Thomsens Lamento, dass wir diese Zeit auch mit anderen Dingen bereichernder (man beachte dieses entlarvende Wort!) nutzen könnten, zeigt eine Besonderheit des Mediums Games: Sie werden nicht "nur" konsumiert und zur intellektuellen "Bereicherung" verarbeitet wie Filme oder Literatur, sondern erfordern die aktive Überwindung eines Widerstandes im Konsumenten - daher kommt auch der Verweis auf das ebenfalls "sinnvollere" Marathontraining. Dieses eigentlich separate Argument - Sport vs. Games - ist insofern überflüssig, als sich damit genauso die Lektüre von Tolstois Werken als eigentliche Zeitverschwendung von besser "für die Gesundheit" nutzbarer Lebenszeit ablehnen ließe - der Terror der organischen Selbstverbesserung und der obligatorischen Gesundheitspflege im Sinne der "Sorge um sich selbst" schlägt das kulturelle schlechte Gewissen allemal.

Es ist aber vermutlich kein Zufall, dass sich Thomsen ausgerechnet durch dieses eine, spezielle Spiel zu seinen dunklen reuevollen Gedanken über verschwendete Lebenszeit hinreißen ließ - und nicht etwa, was ja auch naheliegend wäre, durch mindestens so dramatische Lebenszeitvernichter wie The Sims, WoW oder Farmville.

Dark Souls' Designphilosophie baut vor dem Spieler riesige, nur mühsam überwindbare Hindernisse auf und frustriert mit Absicht, ganz im Gegensatz zu den genannten drei Bestsellern, die im Gegenteil dazu designt wurden, diese Hürden möglichst gering zu halten. Und wieder hilft die ostasiatische Philosophie aus: "Small suffering, small gain. Large suffering, large gain."

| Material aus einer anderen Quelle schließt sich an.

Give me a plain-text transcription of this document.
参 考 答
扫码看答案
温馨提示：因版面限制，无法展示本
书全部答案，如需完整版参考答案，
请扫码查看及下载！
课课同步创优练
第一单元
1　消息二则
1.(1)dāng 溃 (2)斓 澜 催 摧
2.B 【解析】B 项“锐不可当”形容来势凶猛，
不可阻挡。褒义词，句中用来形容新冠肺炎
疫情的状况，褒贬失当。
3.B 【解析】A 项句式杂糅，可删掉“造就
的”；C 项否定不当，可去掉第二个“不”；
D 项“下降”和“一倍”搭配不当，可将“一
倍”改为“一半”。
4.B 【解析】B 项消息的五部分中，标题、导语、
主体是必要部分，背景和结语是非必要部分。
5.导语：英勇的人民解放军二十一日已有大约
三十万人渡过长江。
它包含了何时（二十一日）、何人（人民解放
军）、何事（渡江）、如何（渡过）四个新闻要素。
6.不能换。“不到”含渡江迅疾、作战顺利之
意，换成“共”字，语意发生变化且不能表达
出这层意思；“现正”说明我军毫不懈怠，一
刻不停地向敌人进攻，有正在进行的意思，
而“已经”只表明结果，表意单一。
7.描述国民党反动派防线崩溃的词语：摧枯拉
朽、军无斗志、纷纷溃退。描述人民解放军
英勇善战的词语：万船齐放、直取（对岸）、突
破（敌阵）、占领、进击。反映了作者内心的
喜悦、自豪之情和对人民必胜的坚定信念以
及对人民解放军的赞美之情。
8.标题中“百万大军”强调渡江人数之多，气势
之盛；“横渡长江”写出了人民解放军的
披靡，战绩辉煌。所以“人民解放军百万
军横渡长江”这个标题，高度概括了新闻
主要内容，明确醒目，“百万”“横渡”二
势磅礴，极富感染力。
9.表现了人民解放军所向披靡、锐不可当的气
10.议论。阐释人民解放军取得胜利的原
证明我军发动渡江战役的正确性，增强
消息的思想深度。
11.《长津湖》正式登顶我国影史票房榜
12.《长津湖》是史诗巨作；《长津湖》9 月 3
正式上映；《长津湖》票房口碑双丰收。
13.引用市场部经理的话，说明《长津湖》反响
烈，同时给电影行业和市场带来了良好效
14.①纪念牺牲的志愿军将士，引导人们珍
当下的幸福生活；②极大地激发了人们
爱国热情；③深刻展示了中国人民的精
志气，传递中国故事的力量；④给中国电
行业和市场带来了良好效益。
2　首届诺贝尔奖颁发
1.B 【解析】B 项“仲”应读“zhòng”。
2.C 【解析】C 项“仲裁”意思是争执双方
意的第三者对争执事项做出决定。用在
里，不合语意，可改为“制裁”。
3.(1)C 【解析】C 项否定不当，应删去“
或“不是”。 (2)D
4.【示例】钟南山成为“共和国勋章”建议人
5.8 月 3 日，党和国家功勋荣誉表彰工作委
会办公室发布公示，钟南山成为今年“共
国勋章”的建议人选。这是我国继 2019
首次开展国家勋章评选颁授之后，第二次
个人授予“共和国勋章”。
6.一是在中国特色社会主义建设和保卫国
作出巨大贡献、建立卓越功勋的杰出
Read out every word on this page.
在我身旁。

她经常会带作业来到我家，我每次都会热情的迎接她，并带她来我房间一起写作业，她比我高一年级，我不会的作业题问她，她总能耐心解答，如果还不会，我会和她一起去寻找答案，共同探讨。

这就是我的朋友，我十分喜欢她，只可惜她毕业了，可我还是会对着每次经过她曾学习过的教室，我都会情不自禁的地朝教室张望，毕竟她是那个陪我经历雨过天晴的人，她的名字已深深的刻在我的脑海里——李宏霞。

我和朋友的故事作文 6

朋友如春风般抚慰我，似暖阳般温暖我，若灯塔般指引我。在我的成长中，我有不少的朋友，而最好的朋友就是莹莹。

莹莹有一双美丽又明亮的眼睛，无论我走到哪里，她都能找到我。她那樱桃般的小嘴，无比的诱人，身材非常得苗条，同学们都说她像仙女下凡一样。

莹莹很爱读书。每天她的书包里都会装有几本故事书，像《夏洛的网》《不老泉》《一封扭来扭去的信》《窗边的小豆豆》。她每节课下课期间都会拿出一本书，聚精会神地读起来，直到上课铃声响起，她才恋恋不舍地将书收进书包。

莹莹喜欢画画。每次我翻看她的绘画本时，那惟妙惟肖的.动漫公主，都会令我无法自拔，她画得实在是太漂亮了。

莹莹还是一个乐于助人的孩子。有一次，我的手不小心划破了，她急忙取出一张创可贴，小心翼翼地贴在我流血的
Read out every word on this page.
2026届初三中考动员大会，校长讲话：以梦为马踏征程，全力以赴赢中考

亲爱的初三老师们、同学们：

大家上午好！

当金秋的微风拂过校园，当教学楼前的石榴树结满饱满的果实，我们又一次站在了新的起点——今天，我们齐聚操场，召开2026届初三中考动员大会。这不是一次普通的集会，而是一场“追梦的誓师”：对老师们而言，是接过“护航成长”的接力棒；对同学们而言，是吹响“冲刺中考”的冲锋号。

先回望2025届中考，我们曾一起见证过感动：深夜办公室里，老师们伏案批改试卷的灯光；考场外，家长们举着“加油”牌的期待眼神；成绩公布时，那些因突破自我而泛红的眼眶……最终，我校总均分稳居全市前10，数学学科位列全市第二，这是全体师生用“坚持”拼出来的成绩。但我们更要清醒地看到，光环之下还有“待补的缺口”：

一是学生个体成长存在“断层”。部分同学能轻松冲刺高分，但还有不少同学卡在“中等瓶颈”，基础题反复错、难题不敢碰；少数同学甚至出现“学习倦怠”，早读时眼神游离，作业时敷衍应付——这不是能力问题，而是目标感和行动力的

Vielleicht, so möchte man Thomsen zum Trost zurufen, war die Zeit des Masochismus doch nicht so ganz verschwendet, wie der Artikel suggeriert, der im Grunde Zeugnis einer Selbstanklage ist: Im Angesicht des riesigen Berges an dem, was man zu tun hätte - angesichts des riesigen, de facto unbewältigbaren Berges an Hochliteratur, Kunst, Wissen, Möglichkeiten - angesichts all dessen also, was mit mehr oder weniger Druck von uns verlangt wird, ist das Spiel trotz allem ein Medium, das uns nur auferlegt, seine eigenen Herausforderungen zu meistern. Das macht auch seinen Reiz aus.

Hier passt sie wieder, die alte Definition von Johan Huizinga aus Homo ludens:

„Spiel ist eine freiwillige Handlung oder Beschäftigung, die innerhalb gewisser festgesetzter Grenzen von Zeit und Raum nach freiwillig angenommenen, aber unbedingt bindenden Regeln verrichtet wird, ihr Ziel in sich selber hat und begleitet wird von einem Gefühl der Spannung und Freude und einem Bewusstsein des ‚Andersseins‘ als das ‚gewöhnliche Leben‘.“

Im gewöhnlichen Leben wartet das schlechte Gewissen, Tolstoi zu lesen und für den Marathon zu trainieren; es wartet die de facto unlösbare Aufgabe, alles zu sehen, alles zu wissen, alles zu verstehen, alles zu tun. Im Spiel, auch in jenem, mit dem wir 100 Stunden verbringen, sind wir davon befreit, solange wir uns seinen strengen Gesetzen unterwerfen.